Exeter Symphony Orchestra Concert
Saturday 15th November
United Reform Church, Southernhay
At this time of remembrance and with the special anniversaries which have been taking place this year the ESO chose the appropriate title “The Pity of War” for their concert. And what a good concert it was!
Gustav’s Holst’s Second Suite for Military Band made an excellent opener to the programme. The woodwind and brass created a warm, homogenous, well-blended sound with some very pleasing solos. This work is wonderfully tuneful – full of cheerful, foot-tapping melodies, which brought a smile to the faces of the audience and reminded me how important our folk tradition has been in melding us together and both reflecting and shaping our sense of national identity. This could only be British music, written with a sense of national pride. The evocative sentiment of the English pastoral landscape is at the heart of the second movement, where the band captured the essential loveliness of it all. The third movement was slightly rough and ready but perhaps this is in line with its title: “Song of the Blacksmith”. The finale “Dargason” is a rescoring of the finale of “The St Paul’s Suite” (for string orchestra) but works equally well for winds. It might have benefitted from a little more drive but overall the whole performance was impressive and most enjoyable.
Erich Korngold’s Violin Concerto in D major followed, with soloist Mihkel Kerem. This reviewer must put his personal prejudices on the table. This is not music for me – for me it is too overtly self-indulgent. However, the conductor, Brian Northcott, was clearly in sympathy with and fully understands the emotional nature of this piece and coaxed a fine performance from his players. The first movement was full of the rich, lush, post-romantic sound world. In the second movement, an extensive cantilena melodic outpouring for the soloist (in which he produced a sympathetic sound), the emotional flux was followed by the orchestral accompaniment, with detailed shaping. Here the audience seemed captivated. The performance of the third and final movement captured the zest and spiritedness of this quick-silver like music. The soloist displayed great technical facility and his performance was engaging, if at times lacking the full-bodied warmth which is needed in this repertoire.
After the interval we were treated to a performance of George Butterworth’s The Banks of Green Willow, written in 1913. This was a sensitive and enchanting performance of this enduring and quintessentially English music. Butterworth served as a lieutenant in the First World War. He was killed in 1916 at the Battle of the Somme. The quality of this piece leaves us to wonder what he might have achieved had it not been for war – just one aspect of the pity of war.

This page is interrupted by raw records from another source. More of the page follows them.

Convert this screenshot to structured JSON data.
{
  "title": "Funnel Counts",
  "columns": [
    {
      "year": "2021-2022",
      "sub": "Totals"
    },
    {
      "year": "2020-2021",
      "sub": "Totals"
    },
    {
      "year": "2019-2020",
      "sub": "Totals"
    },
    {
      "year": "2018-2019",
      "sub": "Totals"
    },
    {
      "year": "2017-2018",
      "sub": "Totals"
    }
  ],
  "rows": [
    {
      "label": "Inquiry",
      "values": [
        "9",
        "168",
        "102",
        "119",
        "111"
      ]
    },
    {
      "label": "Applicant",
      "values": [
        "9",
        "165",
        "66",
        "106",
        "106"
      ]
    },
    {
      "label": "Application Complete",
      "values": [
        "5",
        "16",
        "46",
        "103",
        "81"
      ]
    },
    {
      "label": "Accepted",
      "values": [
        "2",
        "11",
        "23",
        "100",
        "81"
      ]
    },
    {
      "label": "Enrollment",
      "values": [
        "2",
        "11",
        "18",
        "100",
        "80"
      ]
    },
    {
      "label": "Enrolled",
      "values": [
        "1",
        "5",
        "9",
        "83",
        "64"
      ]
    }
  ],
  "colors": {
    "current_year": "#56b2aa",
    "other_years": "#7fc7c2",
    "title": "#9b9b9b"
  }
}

The concert concluded with the most ambitious performance – Symphony No 6 in E minor by Ralph Vaughan Williams. Finished in 1948 and with its cataclysmic opening and the emotional tone throughout many have claimed that this work must have been influenced by war. Vaughan Williams himself denied this, stating the work had no overt programme. This may well be true; however, this piece takes us through an expressive journey which includes both the terrifying and, to use a fanciful analogy, a glacial wasteland and much emotional turmoil which lies in between. Such emotional states do not have to be inspired by or be indicative of war – but may be seen to have much to do with it! The orchestra seemed to grasp this work with both hands and perform it from the inside, displaying great understanding of its emotional content. It is not an easy work to play and they had clearly worked very hard at it; work which paid off in spades. I felt as if I had been through an emotional rollercoaster and taken to some very challenging (and questioning) places. Vaughan Williams may well be a composer with some technical limitations but he was a composer who often had something very important to say and this work is a good example of such where the content triumphs over whatever technical weaknesses there may be. I take my hat off to the conductor and orchestra for opening up this work and their achievement in this performance.